Roche Holdings AG (RHHBY) announced Monday that its experimental multiple sclerosis drug achieved something fairly remarkable: it beat the current standard of care in slowing disability progression for patients with one of the disease's most challenging forms.

The drug in question, fenebrutinib, is an oral medication that takes a different approach than most MS treatments. It's what's called a Bruton's tyrosine kinase (BTK) inhibitor—highly selective and reversible, which matters because it can cross the blood-brain barrier to target inflammation where it actually happens. The drug blocks both B-cell and microglia activation, potentially making it useful for multiple sclerosis and other autoimmune conditions.

Better Than the Only Option Available

The Phase 3 FENtrepid trial met its primary endpoint by demonstrating non-inferiority to Ocrevus (ocrelizumab) in reducing disability progression among patients with primary progressive multiple sclerosis (PPMS). But here's the interesting part: it didn't just match Ocrevus—it actually performed better.

Fenebrutinib showed a 12% reduction in the risk of disability progression compared to Ocrevus, which happens to be the only approved medicine for PPMS. The measurement used was time to onset of 12-week composite confirmed disability progression (cCDP12), and the treatment curves started separating as early as 24 weeks into the study. That's a pretty fast signal that something's working.

The treatment effect remained consistent across different patient subgroups and throughout the entire treatment duration, which suggests the benefit isn't a statistical fluke limited to certain types of patients.

How They Measured Success

The cCDP12 primary endpoint wasn't just one measurement—it combined three different assessments of disability. These included the Expanded Disability Status Scale (EDSS) for functional disability, the timed 25-foot walk (T25FW) for walking speed, and the nine-hole peg test (9HPT) for upper limb function.

The strongest treatment effect showed up in upper limb function, where fenebrutinib reduced the risk of worsening on the 9HPT by 26% compared to Ocrevus. That's particularly meaningful for patients trying to maintain independence in daily activities.

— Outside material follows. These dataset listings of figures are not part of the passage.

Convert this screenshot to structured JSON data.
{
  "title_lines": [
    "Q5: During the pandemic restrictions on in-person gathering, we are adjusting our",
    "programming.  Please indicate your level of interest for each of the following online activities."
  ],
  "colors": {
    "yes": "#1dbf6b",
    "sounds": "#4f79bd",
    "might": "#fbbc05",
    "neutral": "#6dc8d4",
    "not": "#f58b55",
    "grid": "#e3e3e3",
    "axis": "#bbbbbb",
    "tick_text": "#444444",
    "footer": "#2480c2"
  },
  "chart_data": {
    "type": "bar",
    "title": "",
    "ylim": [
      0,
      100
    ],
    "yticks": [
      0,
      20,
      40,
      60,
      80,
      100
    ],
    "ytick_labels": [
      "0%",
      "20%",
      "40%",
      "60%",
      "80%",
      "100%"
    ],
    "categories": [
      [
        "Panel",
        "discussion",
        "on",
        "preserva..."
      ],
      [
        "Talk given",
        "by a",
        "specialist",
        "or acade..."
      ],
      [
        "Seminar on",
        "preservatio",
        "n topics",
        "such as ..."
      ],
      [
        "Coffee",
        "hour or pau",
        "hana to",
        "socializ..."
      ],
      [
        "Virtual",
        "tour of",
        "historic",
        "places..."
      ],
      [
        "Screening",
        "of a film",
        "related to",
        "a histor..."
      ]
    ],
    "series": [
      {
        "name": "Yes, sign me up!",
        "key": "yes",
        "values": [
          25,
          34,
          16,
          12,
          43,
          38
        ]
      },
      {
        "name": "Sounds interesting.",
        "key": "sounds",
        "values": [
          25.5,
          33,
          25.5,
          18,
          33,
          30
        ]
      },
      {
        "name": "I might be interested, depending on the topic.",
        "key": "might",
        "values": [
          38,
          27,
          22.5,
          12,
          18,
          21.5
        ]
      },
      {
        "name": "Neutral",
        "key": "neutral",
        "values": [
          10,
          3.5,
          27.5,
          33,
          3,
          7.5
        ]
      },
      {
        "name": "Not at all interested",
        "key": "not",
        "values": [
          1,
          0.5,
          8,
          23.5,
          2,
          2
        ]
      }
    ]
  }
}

A Potential Breakthrough After Years of Waiting

"Fenebrutinib showed a consistent clinical benefit as early as week 24, notably in upper limb function, which is essential for preserving independence and daily functioning," said Professor Amit Bar-Or, Director of the Center for Neuroinflammation and Neurotherapeutics at the Perelman School of Medicine, University of Pennsylvania. "With only one disease-modifying therapy available for people with PPMS, fenebrutinib has the potential to be a high-efficacy, oral treatment option that acts directly in the brain, targeting progressive biology, and may slow disability."

Levi Garraway, Roche's Chief Medical Officer and Head of Global Product Development, put it even more plainly: "Fenebrutinib represents the first potential scientific breakthrough for the PPMS community in over a decade, demonstrating a meaningful clinical benefit in reducing disability progression in a study versus the only approved treatment in PPMS."

A post-hoc analysis added another data point: fenebrutinib proved superior to Ocrevus on a composite endpoint that included two of the three cCDP12 components (EDSS and 9HPT), showing a 22% risk reduction.

What Comes Next

Monday's data follows Roche's November 2025 announcement that the FENtrepid study and the first of two Phase 3 relapsing multiple sclerosis (RMS) studies (FENhance 2) both met their primary endpoints. The company is now waiting for results from the second RMS study (FENhance 1), expected in the first half of 2026. Once that data comes in, Roche plans to submit the complete package from all Phase 3 fenebrutinib trials to regulatory authorities.

The results were presented at the Americas Committee for Treatment and Research in Multiple Sclerosis (ACTRIMS) Forum 2026.

Price Action: Roche (RHHBY) shares closed higher by 1.02% at $57.70 on Friday.